Office tower, Amsterdam
With an eye toward future flexibility, UNStudio’s office tower may not always remain as such.
AMSTERDAM (NL) - Since vacant office space has become a persistent problem in European cities, the thoughtful architects at UNStudio had the foresight to take measures against their recently completed office tower in Amsterdam ever standing empty in the future. The striking tower, with its irregular white banding, abundant glass and exterior vertical recesses, has a grid system implemented in its structural design, enabling it to easily transition into use as a residential building, if such flexibility should be required.
Playfully, the glazed envelope shifts colour within each of the various vertical voids, lending the interior communal spaces surrounding these elements both a unique character and lots of daylight. Further, the transparent nature of the tower's facade expresses an important link between its interior and exterior manifestation. According to UNStudio head Ben van Berkel, 'In the design for the tower it was important for us to create a connection between the facade and the interior spaces; to see the building as whole, almost like a piece of furniture.' (Dutton R. Hauhart)
The recently completed 21-storey UNStudio Tower forms part of the Mahler 4 urban complex, a cluster of six buildings located in the heart of the South Axis in Amsterdam. The South Axis connects Schiphol Airport to the major business areas of Amsterdam South. The Mahler 4 complex houses 38,000 m2 of residential spaces, 162,000 m2 of office space and 30,000 m2 of street level retail, cafes, restaurants and a sports centre. The six towers in the complex range in height from 85 to 100 meters, with each building carrying the name of its designing firm. At a height of 82.5 meters, the UNStudio Tower contains twenty floors of office space and a ground floor with mezzanine.
The facade of the UNStudio Tower plays with the juxtaposition of a horizontal and vertical articulation, conceptually relating to the principles upon which the moiré effect is based. The horizontal articulation is provided by white aluminium bands which wrap the tower, whilst their varying size, depth and transparency ensure the correct balance of sun screening and light penetration to the interiors on all levels of the building.
Vertical accents are formed by voids, recessed into each face of the building and spanning differing numbers of floors. These voids serve to create an inside-outside relationship, which extends the facade envelope and turns the surface of the tower into an active medium with a profound effect on the quality of the interior user space. Custom coloured glass panes are incorporated into the vertical voids, offering different identities and light qualities to the communal spaces which surround each void in the interior. These voids further facilitate daylight penetration deep into the extensive 40×40 metre floors.

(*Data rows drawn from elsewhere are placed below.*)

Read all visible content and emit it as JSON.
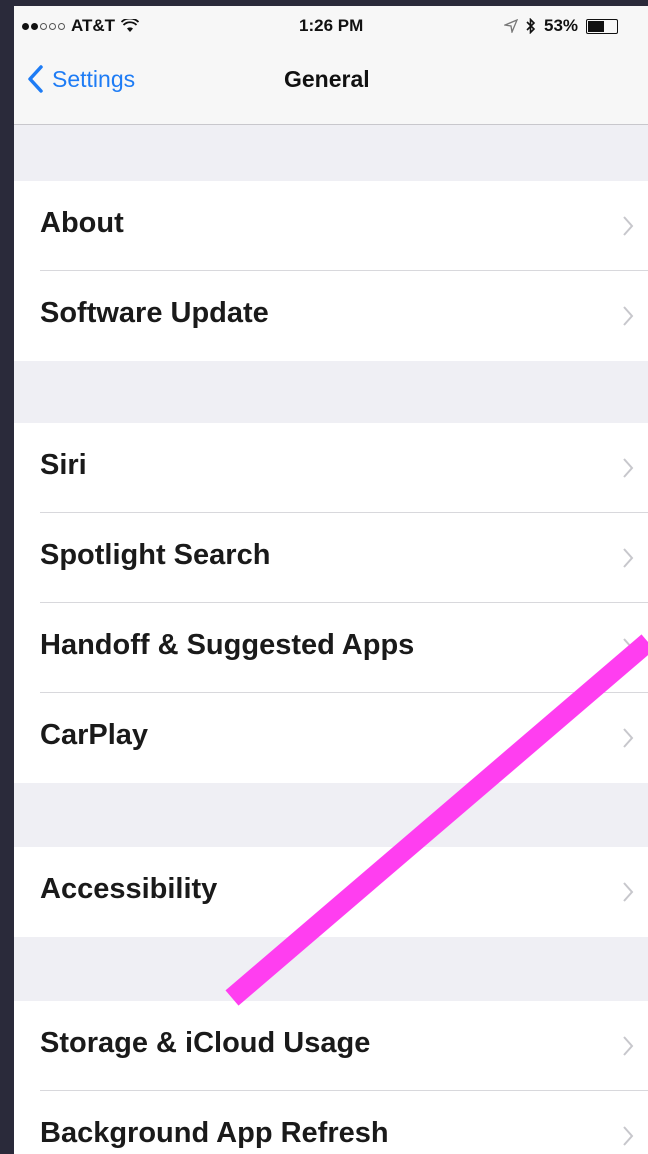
{
  "status_bar": {
    "carrier": "AT&T",
    "time": "1:26 PM",
    "battery_percent": "53%",
    "battery_level": 0.53,
    "icons": [
      "signal-dots-icon",
      "wifi-icon",
      "location-icon",
      "bluetooth-icon",
      "battery-icon"
    ]
  },
  "nav": {
    "back_label": "Settings",
    "title": "General"
  },
  "groups": [
    {
      "items": [
        {
          "label": "About"
        },
        {
          "label": "Software Update"
        }
      ]
    },
    {
      "items": [
        {
          "label": "Siri"
        },
        {
          "label": "Spotlight Search"
        },
        {
          "label": "Handoff & Suggested Apps"
        },
        {
          "label": "CarPlay"
        }
      ]
    },
    {
      "items": [
        {
          "label": "Accessibility"
        }
      ]
    },
    {
      "items": [
        {
          "label": "Storage & iCloud Usage"
        },
        {
          "label": "Background App Refresh"
        }
      ]
    }
  ],
  "colors": {
    "accent": "#1e7cf5",
    "annotation_arrow": "#ff3ef0",
    "grouped_background": "#efeff4"
  }
}
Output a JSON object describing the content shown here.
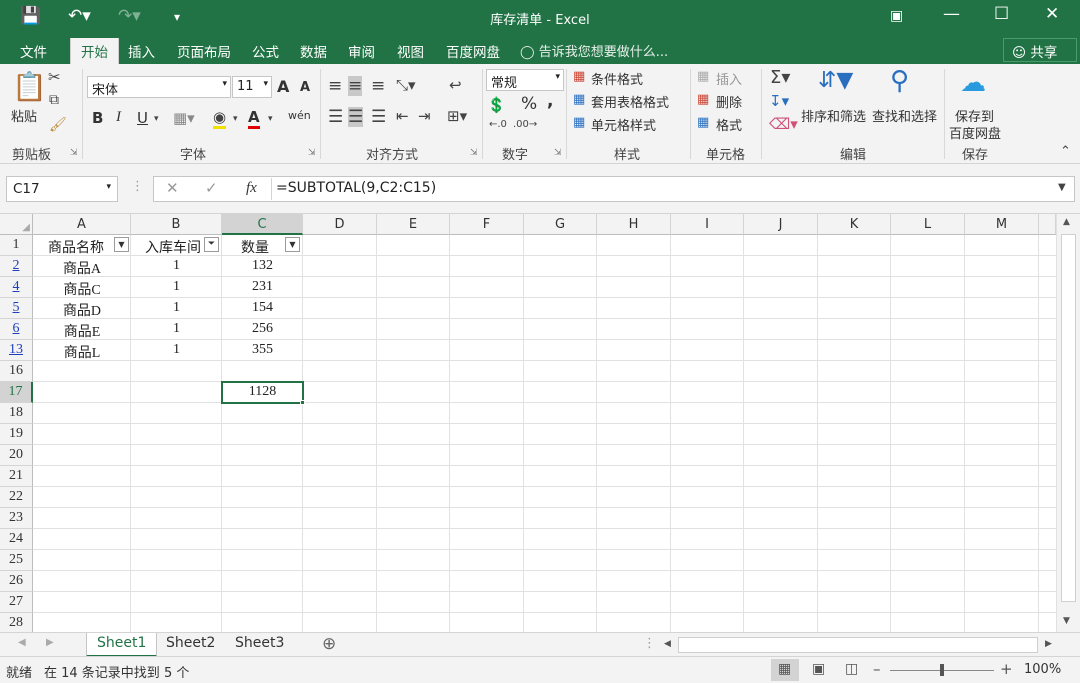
{
  "window": {
    "title": "库存清单 - Excel"
  },
  "ribbon_tabs": [
    "文件",
    "开始",
    "插入",
    "页面布局",
    "公式",
    "数据",
    "审阅",
    "视图",
    "百度网盘"
  ],
  "tell_me": "告诉我您想要做什么...",
  "share_label": "共享",
  "clipboard": {
    "paste": "粘贴",
    "group": "剪贴板"
  },
  "font": {
    "name": "宋体",
    "size": "11",
    "group": "字体",
    "bold": "B",
    "italic": "I",
    "underline": "U",
    "grow": "A",
    "shrink": "A",
    "wen": "wén"
  },
  "alignment": {
    "group": "对齐方式"
  },
  "number": {
    "format": "常规",
    "group": "数字",
    "percent": "%",
    "comma": ","
  },
  "styles": {
    "conditional": "条件格式",
    "table": "套用表格格式",
    "cell": "单元格样式",
    "group": "样式"
  },
  "cells": {
    "insert": "插入",
    "delete": "删除",
    "format": "格式",
    "group": "单元格"
  },
  "editing": {
    "sort": "排序和筛选",
    "find": "查找和选择",
    "group": "编辑"
  },
  "save_group": {
    "save": "保存到",
    "save2": "百度网盘",
    "group": "保存"
  },
  "formula_bar": {
    "name_box": "C17",
    "fx": "fx",
    "formula": "=SUBTOTAL(9,C2:C15)"
  },
  "columns": [
    "A",
    "B",
    "C",
    "D",
    "E",
    "F",
    "G",
    "H",
    "I",
    "J",
    "K",
    "L",
    "M"
  ],
  "rows": [
    "1",
    "2",
    "4",
    "5",
    "6",
    "13",
    "16",
    "17",
    "18",
    "19",
    "20",
    "21",
    "22",
    "23",
    "24",
    "25",
    "26",
    "27",
    "28"
  ],
  "headers": {
    "a": "商品名称",
    "b": "入库车间",
    "c": "数量"
  },
  "data_rows": [
    {
      "name": "商品A",
      "workshop": "1",
      "qty": "132"
    },
    {
      "name": "商品C",
      "workshop": "1",
      "qty": "231"
    },
    {
      "name": "商品D",
      "workshop": "1",
      "qty": "154"
    },
    {
      "name": "商品E",
      "workshop": "1",
      "qty": "256"
    },
    {
      "name": "商品L",
      "workshop": "1",
      "qty": "355"
    }
  ],
  "total": "1128",
  "sheets": [
    "Sheet1",
    "Sheet2",
    "Sheet3"
  ],
  "status": {
    "ready": "就绪",
    "filter_msg": "在 14 条记录中找到 5 个",
    "zoom": "100%"
  }
}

Voids are often placed at the centre of a building, but here they are placed at the perimeters. This has three major advantages: the voids are easily transformed into (internal and external) balconies; the usable floor space is larger and can be planned more flexibly; the depth of the floors further ensures a high facade to gross floor ratio, whilst the building as whole has a 90% net to gross ratio. The quality of the void spaces is affected by their location. Instead of public circulation space, these voids offer space for small meetings or personal reflection.
Whereas conventional office buildings with their strict separation of inside and outside can be experienced as somewhat confining by contemporary office workers, the transparency of the primarily glass facade, in combination with the vertical voids, offers the user a gradient experience of the inside-outside condition, as well as the perception of an open and light interior. The outdoor spaces, which are incorporated into the recessed voids in the form of roofed balconies, allow for transition from inside to outside during free time or breaks. In addition, a roof terrace with a sky view towards Amsterdam's Old South can be accessed for larger outdoor gatherings.
Flexibility with respect to future change of use with an ambition towards minimum alteration was paramount in the design of the UNStudio Tower. Extensive research was carried out in collaboration with the client in order to determine where maximum flexibility could be incorporated into the design from the outset. As a result, the floor plans of the UNStudio Tower incorporate the potential for future residential use with no structural alteration required.
The vertical voids recessed into the facade of the building also offer the potential to be transformed into individual balconies on each floor for residential use in the future. The facade design further incorporates a system whereby the glass panes can be replaced with minimum intervention should a change of use become desirable.